Riding his motorbike at night, Fredi hits a boy running after a dog; the kid suffers brain damage and is in a coma. Awash in guilt, the distraught biker sneaks into the hospital and lays his hands on the child, bringing him back from the edge. The miracle soothes Fredi’s misplaced culpability, yet he remains awash in dark incertitude and self-loathing: How else to explain his continued friendship with sleazy Nanar (Philippe Rebbot), a trailer-trash neighbor with three kids who once slept with Fredi’s AWOL wife? Nanar’s wife, Josiane (Marie Payen), and Fredi share a sympathetic bond but the possibility of developing something beyond that never quite works out.

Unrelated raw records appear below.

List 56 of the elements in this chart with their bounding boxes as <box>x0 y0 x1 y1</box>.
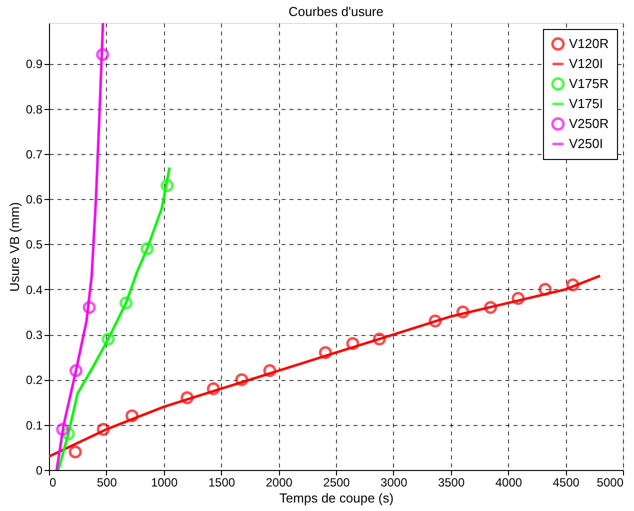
x-tick-label: 0 <box>50 476 56 490</box>
chart-title: Courbes d'usure <box>288 4 384 19</box>
legend-label: V250I <box>569 136 603 151</box>
point <box>96 422 110 436</box>
y-tick-label: 0.4 <box>26 282 43 297</box>
point <box>538 282 552 296</box>
x-tick-label: 1500 <box>208 476 236 490</box>
point <box>428 314 442 328</box>
y-tick-label: 0 <box>36 464 43 478</box>
x-tick-label: 500 <box>96 476 118 490</box>
point <box>126 409 138 422</box>
x-tick-label: 5000 <box>596 476 624 490</box>
x-tick-label: 4000 <box>495 476 522 490</box>
x-axis-title: Temps de coupe (s) <box>279 490 394 506</box>
point <box>456 305 470 318</box>
x-tick-label: 3500 <box>438 476 465 490</box>
y-tick-label: 0.8 <box>26 102 43 116</box>
legend-label: V120R <box>569 36 609 51</box>
x-tick-label: 2500 <box>323 476 350 490</box>
legend-label: V175R <box>569 76 609 91</box>
point <box>512 292 525 305</box>
legend-label: V120I <box>569 56 603 71</box>
y-tick-label: 0.5 <box>26 238 43 252</box>
point <box>180 391 194 404</box>
point <box>318 346 332 360</box>
y-tick-label: 0.1 <box>26 418 43 432</box>
x-tick-label: 2000 <box>266 476 293 490</box>
line-series <box>57 166 171 470</box>
point <box>68 445 82 458</box>
point <box>120 296 133 310</box>
y-tick-label: 0.9 <box>26 57 43 72</box>
y-tick-label: 0.7 <box>26 147 43 162</box>
point <box>140 242 154 256</box>
x-tick-label: 3000 <box>380 476 408 490</box>
point <box>263 364 276 378</box>
point <box>69 364 82 378</box>
point <box>82 300 96 314</box>
y-tick-label: 0.2 <box>26 373 43 388</box>
y-tick-label: 0.6 <box>26 192 43 207</box>
point <box>372 332 386 346</box>
point <box>206 382 220 396</box>
y-axis-title: Usure VB (mm) <box>6 202 22 292</box>
point <box>102 332 115 346</box>
y-tick-label: 0.3 <box>26 328 43 342</box>
point <box>566 278 580 292</box>
x-tick-label: 1000 <box>150 476 178 490</box>
x-tick-label: 4500 <box>552 476 580 490</box>
point <box>346 337 360 350</box>
point <box>160 179 174 192</box>
point <box>96 48 110 62</box>
line-series <box>49 274 602 458</box>
legend-label: V175I <box>569 96 603 111</box>
point <box>484 300 498 314</box>
legend-label: V250R <box>569 116 609 131</box>
point <box>235 373 248 386</box>
point <box>56 422 70 436</box>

Knowledge of Fredi’s healing powers becomes widespread, and people line up outside his double wide; he diagnoses and often cures, but sometimes there’s nothing he can do. Then he meets Nina (Celine Sallette), a champagne-swilling boozer in an even blacker place than he is, resistant to being rescued. Inexplicably drawn to this woman, he comes to believe that by helping her, he’ll heal his own soul.
Dupeyron is best at digging deep into Fredi’s character, building layers of personality with each element — epilepsy, anxiety nightmares — and getting to the heart of this deeply ambivalent man. He’s helped immeasurably by Gadebois’ fully committed performance, messy like Fredi himself, yet with a deep sense of humanity underneath the inner turmoil. Less successfully drawn is Nina, a generally tiresome creature who remains uninteresting even after her motivations are explained, if not exactly made understandable.
In contrast with Daniel Petrie’s “Resurrection,” the healing part of “My Soul” isn’t the main focus, though it allows for several moving scenes whose matter-of-fact tone contributes to their impact. That Dupeyron doesn’t get too heavy-handed this element is commendable, but a little trimming elsewhere would sharpen the result.
The helmer worked closely with d.p. Yves Angelo to achieve an informal roughness, where the camera often hovers around the characters or unexpectedly zooms in on details in a self-conscious way that’s bound to divide audiences as to its efficacy. Shots looking into the sun may be making some statement about Fredi’s heaven-sent gift, but the blinding beams will prove trying for viewers; the black-and-white dream sequences work better. Musical repetitions, including Nina Hagen’s “Lorelei,” provide thematic links but call attention to themselves without delivering much in return. The pic’s English-lingo title is also being listed as “One of a Kind,” a lackluster moniker that says nothing.